Websites like Udemy, Splunk, Quora, Crunchyroll were also down, along with crypto exchanges such as WazirX, Coinbase, FTX, Bitfinex, and OKX. Most of these websites were later accessible.

Cloudflare said it had suffered an outage that affected traffic in 19 of its data centres, adding that “unfortunately, these 19 locations handle a significant proportion of our global traffic”. “Even though these locations are only 4 per cent of our total network, the outage impacted 50 per cent of total requests,” it said in a blogpost.

The outage was caused by a “change that was part of a long-running project to increase resilience in our busiest locations”.

The outage started at 11.57 am IST. At 12:28 pm IST the first data centre was brought back online and by 1:12 pm IST all data centres were online and working correctly, the company said.

Over the last 18 months, Cloudflare has been working to convert all of its busiest locations to a more flexible and resilient architecture. So far, it has converted 19 of its data centres to the architecture internally called Multi-Colo PoP (MCP). These are: Amsterdam, Netherlands; Atlanta, United States; Ashburn, US; Chicago, US; Frankfurt, Germany; London, United Kingdom; Los Angeles, US; Madrid, Spain; Manchester, UK; Miami, US; Milan , Italy; Mumbai, India; Newark , US; Osaka, Japan; São Paulo, Brazil; San Jose, US; Singapore; Sydney, Australia; and Tokyo, Japan.

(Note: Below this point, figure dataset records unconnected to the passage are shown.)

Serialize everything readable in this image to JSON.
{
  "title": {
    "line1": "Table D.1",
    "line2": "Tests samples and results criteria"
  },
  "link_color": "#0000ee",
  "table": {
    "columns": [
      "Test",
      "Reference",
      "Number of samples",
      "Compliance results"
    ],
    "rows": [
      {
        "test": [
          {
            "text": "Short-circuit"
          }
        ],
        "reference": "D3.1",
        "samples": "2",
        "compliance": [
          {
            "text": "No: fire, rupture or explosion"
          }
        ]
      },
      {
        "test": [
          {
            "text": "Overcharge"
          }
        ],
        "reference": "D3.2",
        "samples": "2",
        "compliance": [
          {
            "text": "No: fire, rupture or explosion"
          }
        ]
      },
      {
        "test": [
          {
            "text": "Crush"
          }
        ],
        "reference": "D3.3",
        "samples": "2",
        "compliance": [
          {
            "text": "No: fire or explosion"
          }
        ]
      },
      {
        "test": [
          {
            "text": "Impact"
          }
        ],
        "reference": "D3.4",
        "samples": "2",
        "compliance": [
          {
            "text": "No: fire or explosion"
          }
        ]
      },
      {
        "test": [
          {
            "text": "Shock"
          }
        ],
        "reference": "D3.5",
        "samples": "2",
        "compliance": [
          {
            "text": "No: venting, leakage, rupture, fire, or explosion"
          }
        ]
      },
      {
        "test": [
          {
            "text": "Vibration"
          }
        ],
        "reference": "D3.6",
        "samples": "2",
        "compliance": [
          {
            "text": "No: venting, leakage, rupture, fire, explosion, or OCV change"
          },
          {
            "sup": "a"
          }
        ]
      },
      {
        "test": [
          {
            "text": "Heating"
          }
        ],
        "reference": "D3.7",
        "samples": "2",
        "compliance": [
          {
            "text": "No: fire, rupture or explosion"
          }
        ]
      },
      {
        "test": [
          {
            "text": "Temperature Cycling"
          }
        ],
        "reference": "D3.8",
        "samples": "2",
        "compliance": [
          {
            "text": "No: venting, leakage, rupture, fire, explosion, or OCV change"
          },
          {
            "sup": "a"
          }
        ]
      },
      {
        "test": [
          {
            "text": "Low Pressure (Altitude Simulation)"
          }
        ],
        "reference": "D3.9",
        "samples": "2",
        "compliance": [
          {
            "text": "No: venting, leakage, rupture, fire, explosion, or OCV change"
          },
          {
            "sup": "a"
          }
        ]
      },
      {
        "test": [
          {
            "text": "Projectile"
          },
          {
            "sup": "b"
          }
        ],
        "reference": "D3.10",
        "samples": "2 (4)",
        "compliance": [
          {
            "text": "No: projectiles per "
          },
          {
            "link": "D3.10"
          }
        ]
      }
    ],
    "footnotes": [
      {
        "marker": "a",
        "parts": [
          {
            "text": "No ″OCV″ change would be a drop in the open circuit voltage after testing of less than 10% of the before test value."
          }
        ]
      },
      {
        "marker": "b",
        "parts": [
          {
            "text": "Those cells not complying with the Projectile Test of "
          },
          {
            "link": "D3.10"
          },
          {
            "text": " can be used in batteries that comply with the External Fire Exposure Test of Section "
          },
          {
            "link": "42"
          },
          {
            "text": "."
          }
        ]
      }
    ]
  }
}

A critical part of this new architecture is an added layer of routing that creates a mesh of connections. This mesh allows Cloudflare to easily disable and enable parts of the internal network in a data centre for maintenance or to deal with a problem, the internet infrastructure firm said.

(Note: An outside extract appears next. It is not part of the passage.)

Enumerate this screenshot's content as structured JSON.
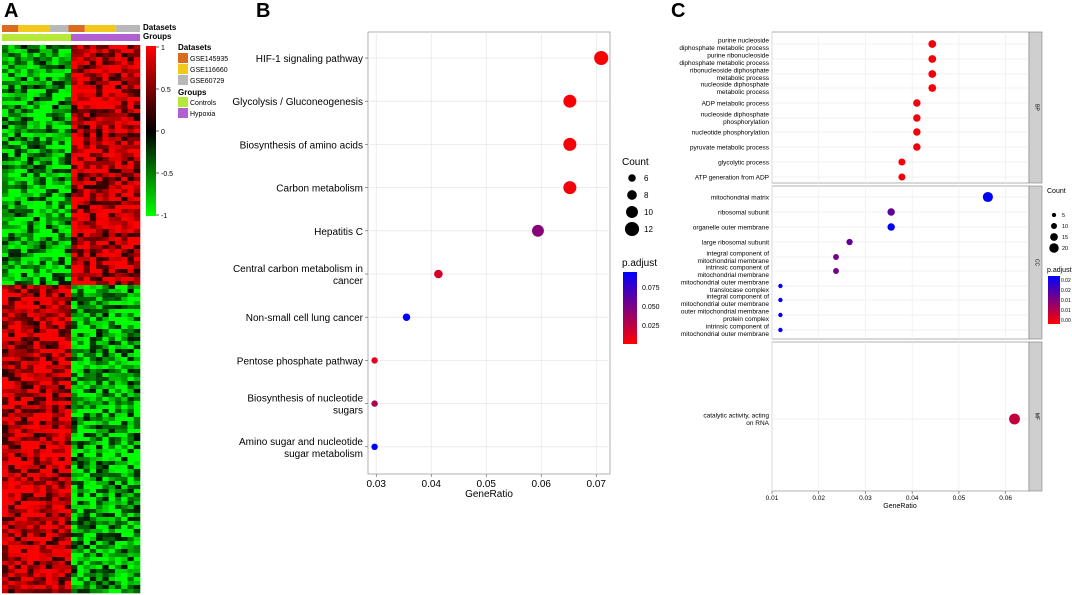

On June 13 this year, Amazon.com’s e-commerce services were down for thousands of users, according to Downdetector.com.

Last year, a major global internet outage took place on June 9, which Fastly, the company behind the issue, said was caused by a bug in its software that was triggered when one of its customers changed their settings. The outage had raised questions about the reliance of the internet on a few infrastructure companies. Fastly’s issue knocked out high-traffic sites, including news providers such as The Guardian and New York Times, British government sites, Reddit and Amazon.com.